Tough reinsurance market compounded by IFRS 17
Although this shouldn’t affect a company’s financial strength, says AM Best.
The insurance industry is undergoing significant changes with the implementation of International Financial Reporting Standards (IFRS) 17, replacing IFRS 4. This new standard introduces major shifts in how insurance contracts are reported, particularly for life and composite insurers.
Key changes include the recognition of profits over the contract's duration and the mandatory early recognition of losses on onerous contracts, especially impacting life insurers.
IFRS 17 also requires discounting liabilities, which could lower balance sheet liabilities and affect combined ratios, especially for reinsurers.

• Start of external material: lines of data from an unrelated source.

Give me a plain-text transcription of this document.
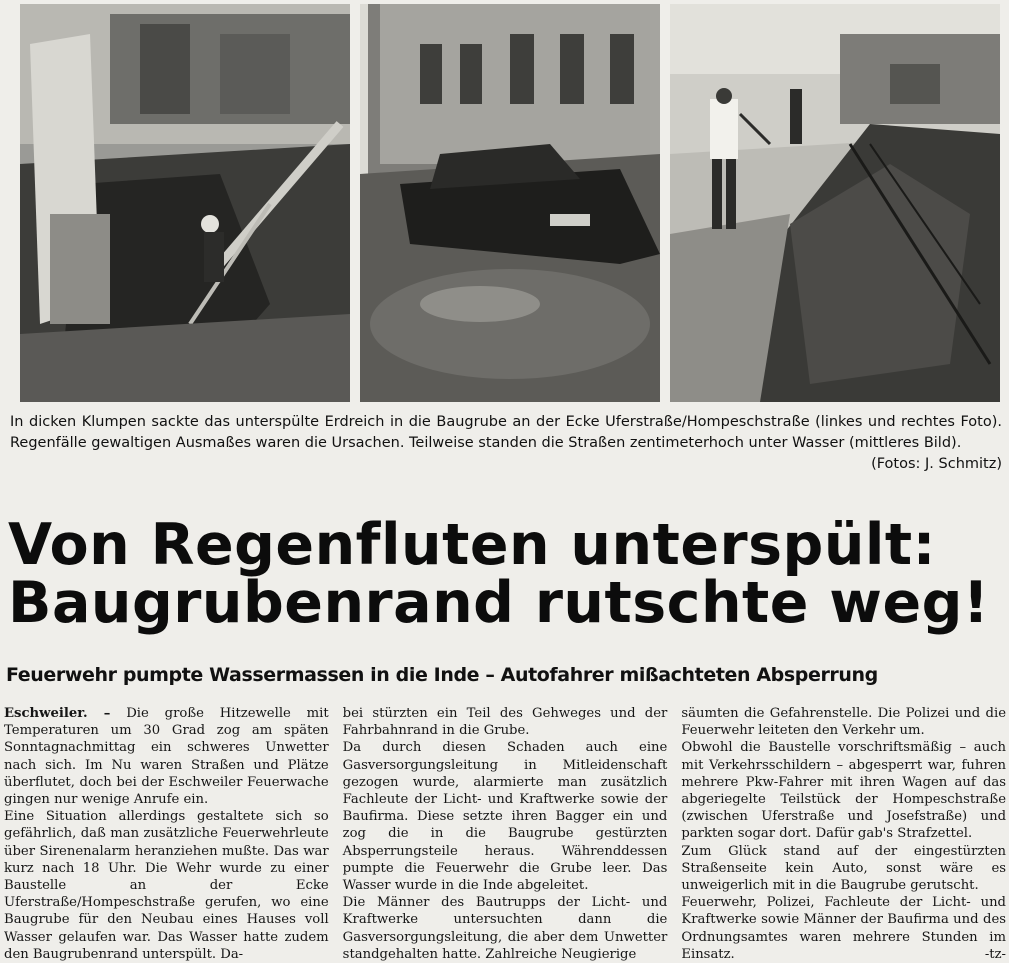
In dicken Klumpen sackte das unterspülte Erdreich in die Baugrube an der Ecke Uferstraße/Hompeschstraße (linkes und rechtes Foto). Regenfälle gewaltigen Ausmaßes waren die Ursachen. Teilweise standen die Straßen zentimeterhoch unter Wasser (mittleres Bild).
(Fotos: J. Schmitz)
Von Regenfluten unterspült:
Baugrubenrand rutschte weg!
Feuerwehr pumpte Wassermassen in die Inde – Autofahrer mißachteten Absperrung

Eschweiler. – Die große Hitzewelle mit Temperaturen um 30 Grad zog am späten Sonntagnachmittag ein schweres Unwetter nach sich. Im Nu waren Straßen und Plätze überflutet, doch bei der Eschweiler Feuerwache gingen nur wenige Anrufe ein.

Eine Situation allerdings gestaltete sich so gefährlich, daß man zusätzliche Feuerwehrleute über Sirenenalarm heranziehen mußte. Das war kurz nach 18 Uhr. Die Wehr wurde zu einer Baustelle an der Ecke Uferstraße/Hompeschstraße gerufen, wo eine Baugrube für den Neubau eines Hauses voll Wasser gelaufen war. Das Wasser hatte zudem den Baugrubenrand unterspült. Da-

bei stürzten ein Teil des Gehweges und der Fahrbahnrand in die Grube.

Da durch diesen Schaden auch eine Gasversorgungsleitung in Mitleidenschaft gezogen wurde, alarmierte man zusätzlich Fachleute der Licht- und Kraftwerke sowie der Baufirma. Diese setzte ihren Bagger ein und zog die in die Baugrube gestürzten Absperrungsteile heraus. Währenddessen pumpte die Feuerwehr die Grube leer. Das Wasser wurde in die Inde abgeleitet.

Die Männer des Bautrupps der Licht- und Kraftwerke untersuchten dann die Gasversorgungsleitung, die aber dem Unwetter standgehalten hatte. Zahlreiche Neugierige

säumten die Gefahrenstelle. Die Polizei und die Feuerwehr leiteten den Verkehr um.

Obwohl die Baustelle vorschriftsmäßig – auch mit Verkehrsschildern – abgesperrt war, fuhren mehrere Pkw-Fahrer mit ihren Wagen auf das abgeriegelte Teilstück der Hompeschstraße (zwischen Uferstraße und Josefstraße) und parkten sogar dort. Dafür gab's Strafzettel.

Zum Glück stand auf der eingestürzten Straßenseite kein Auto, sonst wäre es unweigerlich mit in die Baugrube gerutscht.

Feuerwehr, Polizei, Fachleute der Licht- und Kraftwerke sowie Männer der Baufirma und des Ordnungsamtes waren mehrere Stunden im Einsatz.	-tz-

The new standard alters profitability metrics, introducing risk adjustment and contractual service margins (CSM) for longer-duration policies and replacing premiums written with insurance service revenue in income statements.

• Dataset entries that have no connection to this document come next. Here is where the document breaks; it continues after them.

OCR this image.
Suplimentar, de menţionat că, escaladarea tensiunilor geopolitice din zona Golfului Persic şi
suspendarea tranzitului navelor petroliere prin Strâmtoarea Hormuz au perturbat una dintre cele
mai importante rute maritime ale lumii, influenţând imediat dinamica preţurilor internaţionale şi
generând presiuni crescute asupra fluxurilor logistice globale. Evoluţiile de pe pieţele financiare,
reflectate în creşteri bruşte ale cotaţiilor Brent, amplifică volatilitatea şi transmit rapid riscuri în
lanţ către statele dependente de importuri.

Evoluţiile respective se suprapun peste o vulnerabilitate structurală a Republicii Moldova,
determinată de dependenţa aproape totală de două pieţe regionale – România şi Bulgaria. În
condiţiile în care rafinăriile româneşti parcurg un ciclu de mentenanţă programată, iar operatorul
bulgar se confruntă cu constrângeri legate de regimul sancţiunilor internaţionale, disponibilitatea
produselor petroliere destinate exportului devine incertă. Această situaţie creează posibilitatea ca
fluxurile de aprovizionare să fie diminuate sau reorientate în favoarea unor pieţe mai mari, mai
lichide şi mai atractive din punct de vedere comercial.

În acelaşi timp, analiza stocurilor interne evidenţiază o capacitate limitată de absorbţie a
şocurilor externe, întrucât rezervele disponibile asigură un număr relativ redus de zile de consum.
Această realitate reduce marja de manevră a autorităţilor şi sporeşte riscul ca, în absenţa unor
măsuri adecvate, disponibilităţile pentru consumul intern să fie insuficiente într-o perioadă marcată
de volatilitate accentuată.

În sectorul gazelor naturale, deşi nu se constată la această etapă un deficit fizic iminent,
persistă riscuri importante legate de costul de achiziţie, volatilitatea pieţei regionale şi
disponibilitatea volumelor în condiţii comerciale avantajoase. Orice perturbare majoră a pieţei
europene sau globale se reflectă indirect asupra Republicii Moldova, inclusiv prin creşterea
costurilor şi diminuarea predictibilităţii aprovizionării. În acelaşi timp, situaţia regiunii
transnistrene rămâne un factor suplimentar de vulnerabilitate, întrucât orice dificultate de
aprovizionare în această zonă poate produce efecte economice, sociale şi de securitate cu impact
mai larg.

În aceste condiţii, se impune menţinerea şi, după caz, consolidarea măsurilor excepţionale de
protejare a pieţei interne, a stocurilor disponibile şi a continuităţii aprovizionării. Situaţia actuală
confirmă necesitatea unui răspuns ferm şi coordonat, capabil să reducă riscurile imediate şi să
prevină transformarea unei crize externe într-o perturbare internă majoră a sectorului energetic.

These changes make traditional metrics like loss and expense ratios more complex.
The transition to IFRS 17 occurs during a challenging reinsurance market, posing significant hurdles despite assurances that it shouldn't affect financial strength.

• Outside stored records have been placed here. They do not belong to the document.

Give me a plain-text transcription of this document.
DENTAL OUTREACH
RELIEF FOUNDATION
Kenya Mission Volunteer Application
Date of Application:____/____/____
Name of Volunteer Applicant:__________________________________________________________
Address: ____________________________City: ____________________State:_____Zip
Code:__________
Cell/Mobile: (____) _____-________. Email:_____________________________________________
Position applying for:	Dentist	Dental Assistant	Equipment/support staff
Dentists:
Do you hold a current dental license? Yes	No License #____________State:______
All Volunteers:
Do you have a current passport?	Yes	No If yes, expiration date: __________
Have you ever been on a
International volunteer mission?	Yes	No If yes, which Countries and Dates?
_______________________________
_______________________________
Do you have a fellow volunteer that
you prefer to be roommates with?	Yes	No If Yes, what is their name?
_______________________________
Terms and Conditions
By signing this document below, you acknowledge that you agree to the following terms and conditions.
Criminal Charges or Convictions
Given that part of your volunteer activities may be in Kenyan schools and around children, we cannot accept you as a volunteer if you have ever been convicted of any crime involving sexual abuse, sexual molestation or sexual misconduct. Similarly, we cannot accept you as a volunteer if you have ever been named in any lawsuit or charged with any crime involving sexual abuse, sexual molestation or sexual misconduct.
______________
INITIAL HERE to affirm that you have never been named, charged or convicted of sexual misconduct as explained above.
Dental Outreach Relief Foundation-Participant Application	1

The standard, effective from 1 January 2023, changes how stakeholders interpret financial statements, emphasising the time value of money and future cash flow uncertainty.
As the industry adapts, a deeper understanding of these new metrics is crucial. Comparability across different accounting standards, such as US GAAP, will require careful interpretation.
With only one year of reporting under IFRS 17, ongoing adjustments and disclosures are anticipated as the industry gains experience with the new framework.